そうすると、債権者が同期生の標準よりも低い査定を受け始めたのは前記のとおり昭和四五年一二月の賞与及び同四六年度の昇給からであるから、時期的には同四五年三月二一日以降の債権者の職務処理能力、勤務状態等に評価を低からしめる事情が発生し、以後引き続きそのような事情が解消せず却って評価を更に低くする事情があったものと考えざるをえない。
しかし、債権者には昭和四五年三月以降、同四六年三月までの中央研究所勤務中に、それまでの債権者に対する評価をことさら低下させ、又は標準より低からしめるような具体的かつ合理的な事情は見当らないし、同年四月以降の大阪大学工学部電気工学教室山中研究室へ出張した期間におけるその研究態度および成績は良好で標準よりも格別低い評価を受けるべきものとは認められず、更に大阪大学から中央研究所へ戻った同四八年九月以後も標準よりも低い査定を受けるような合理的事情は窺えない。
ところで、昭和四五年九月のある日、債権者が中央研究所へ出社した際社内で所携の手帳一冊を落とし、これを拾った社員の手からこの手帳は総務課へ届けられ、同課より債権者の手許へ同日午前一一時ころ返還されるということがあり、これ以後社内の一部で債権者が共産党員ではないかとうわさされるようになった。そして右手帳事件は債権者に対する査定が低下し始めた賞与の査定調査期間中あるいはその直後で、かつ、昇給の査定調査期間中のできごとである。なお、債権者の大阪出張はこの事件から三ヵ月ほど後である同年一二月に会社側から債権者に対し内示されたものである。
4 以上認定の事実関係からすると、債務者会社は前記手帳事件を契機に、これ以後債権者を共産党員とみなし、これを理由として債権者を嫌悪し、昭和四五年一二月以降、賞与、昇給、昇格、進級につき、同期の者の標準的取扱に比し徐々に低い査定をする方法で差別的取扱いをしてきたということができる。
5、債務者会社の全従業員をもって組織されている富士電機労働組合と債務者会社との間で締結されている労働協約によると、「会社は所定の手続にしたがって昇格を行なう」(一七条)、「同一労働には同一賃金を支払う」(六三条二項)との定めがあって、資格、等級制度の運営は前述のごとき基準に従ってなされており、又両者の間では毎年賃金協定が結ばれ、給与の支給基準につき平均査定額と最低査定額とが決められていて、実際にも債務者会社は組合との協定に基づきその枠内で査定を行っていて、賃金の支給基準(特に基本給)と資格、等級制度とは深い関連がある。

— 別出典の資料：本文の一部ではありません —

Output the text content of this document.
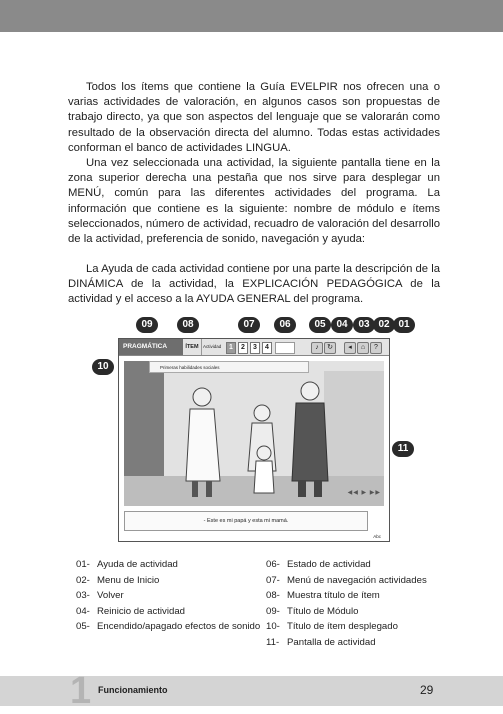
Todos los ítems que contiene la Guía EVELPIR nos ofrecen una o varias actividades de valoración, en algunos casos son propuestas de trabajo directo, ya que son aspectos del lenguaje que se valorarán como resultado de la observación directa del alumno. Todas estas actividades conforman el banco de actividades LINGUA.

Una vez seleccionada una actividad, la siguiente pantalla tiene en la zona superior derecha una pestaña que nos sirve para desplegar un MENÚ, común para las diferentes actividades del programa. La información que contiene es la siguiente: nombre de módulo e ítems seleccionados, número de actividad, recuadro de valoración del desarrollo de la actividad, preferencia de sonido, navegación y ayuda:

La Ayuda de cada actividad contiene por una parte la descripción de la DINÁMICA de la actividad, la EXPLICACIÓN PEDAGÓGICA de la actividad y el acceso a la AYUDA GENERAL del programa.

PRAGMÁTICA	ÍTEM Actividad	1	2	3	4	♪	↻	◂	⌂	?
Primeras habilidades sociales
◀◀ ▶ ▶▶
- Este es mi papá y esta mi mamá.
Abc
09	08	07	06	05	04	03 02 01
10
11
01- Ayuda de actividad
02- Menu de Inicio
03- Volver
04- Reinicio de actividad
05- Encendido/apagado efectos de sonido
06- Estado de actividad
07- Menú de navegación actividades
08- Muestra título de ítem
09- Título de Módulo
10- Título de ítem desplegado
11- Pantalla de actividad
1 Funcionamiento	29
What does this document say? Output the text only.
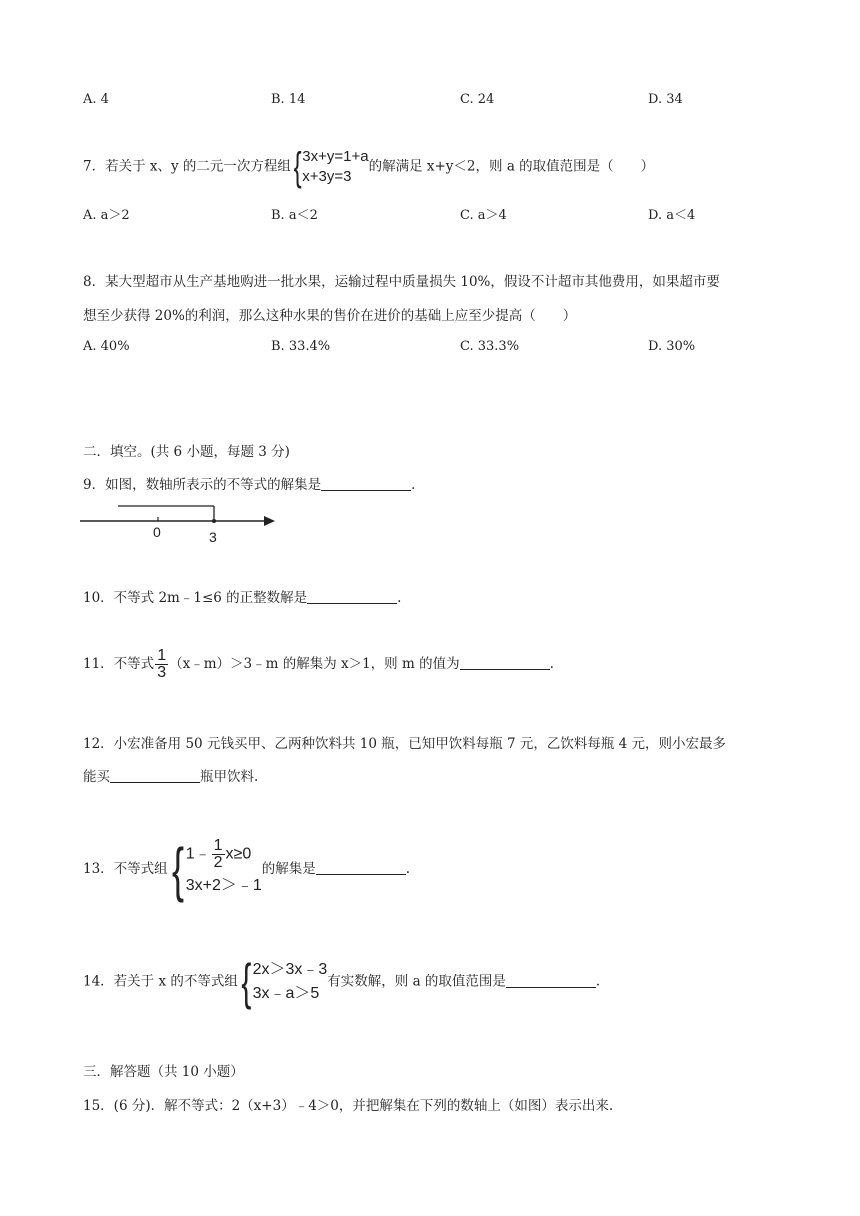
A. 4	B. 14	C. 24	D. 34
7．若关于 x、y 的二元一次方程组 { 3x+y=1+a
x+3y=3
的解满足 x+y＜2，则 a 的取值范围是（　　）
A. a＞2	B. a＜2	C. a＞4	D. a＜4
8．某大型超市从生产基地购进一批水果，运输过程中质量损失 10%，假设不计超市其他费用，如果超市要
想至少获得 20%的利润，那么这种水果的售价在进价的基础上应至少提高（　　）
A. 40%	B. 33.4%	C. 33.3%	D. 30%
二．填空。(共 6 小题，每题 3 分)
9．如图，数轴所表示的不等式的解集是	.
0	3
10．不等式 2m﹣1≤6 的正整数解是	.
11．不等式 $\frac{1}{3}$ （x﹣m）＞3﹣m 的解集为 x＞1，则 m 的值为	.
12．小宏准备用 50 元钱买甲、乙两种饮料共 10 瓶，已知甲饮料每瓶 7 元，乙饮料每瓶 4 元，则小宏最多
能买	瓶甲饮料.
13．不等式组 { 1﹣ $\frac{1}{2} x\ge 0$
3x+2＞﹣1
的解集是	.
14．若关于 x 的不等式组 { 2x＞3x﹣3
3x﹣a＞5
有实数解，则 a 的取值范围是	.
三．解答题（共 10 小题）
15．(6 分)．解不等式：2（x+3）﹣4＞0，并把解集在下列的数轴上（如图）表示出来.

このような事実関係及び制度の実際の運用状況からすると、債務者会社にあっては、標準的(これを平均的といいかえてもよい)な能力を有し、勤務成績や会社に対する貢献度も標準的な従業員については、資格、等級、給与につき標準的な取扱いを受ける期待的利益(期待権)を有していると考えられる。
そうして、債権者には先に述べたように勤務能力、成績等に標準を下まわるような格別な事情は存しないから、標準的な取扱いを受けるべきであり、そのような期待的利益を有しているのにも拘らず、前述のとおり思想、政党加入を理由とする差別的取扱いを受けてきたもので、これは労働基準法三条、民法九〇条に違反する違法な行為であるから、債権者は右期待的利益を違法に侵害されたことになる。
6、債権者と標準者とのそれぞれにつき支払われた昭和四五年一二月以降同四八年一二月までの賞与額及び同四六年六月から同四九年三月までの賞与を除く給与額並びにその差額は別表(三)のとおりであり、従って債権者は債権者会社の不法行為により右差額と同額の金六三万九、四一七円の損害を被ったことになる。
二、保全の必要性
本件疎明資料によると次のことが一応認められる。
債権者は債務者会社から支給される賃金のみを生活の資として妻子二人を養っているところ、昭和四八年一一月から同四九年四月までの半年間における家計の収支は約二〇万円の支出超過(ただし、この間四万五、〇〇〇円の社内貯金をしている)で、その不足分は近親からの援助で賄っていて、同年五月から一〇月までの半年間においても、ほぼ同程度の支出超過(ただし、この間七万円の社内貯金をしている)が予想される状態にあり、右一年間の総収入は約二〇〇万円である。そして債権者の家族の生活ぶりは、債権者の経歴、年令、社会的地位からして平均的なものである。又債権者に対する低い査定は今後も継続して行われることが十分に予想される状況にある。
このような事情にインフレーションが昂進し、一般勤労者の生活が逼迫している最近の経済状勢を考慮すると、債権者ら家族の生活を維持していくために、前記損害額の全部について支払いを命ずるに緊急の必要があるというべきである。
よって本件申請は理由があるからこれを認容し、申請費用の負担につき民訴法八九条に従い、主文のとおり決定する。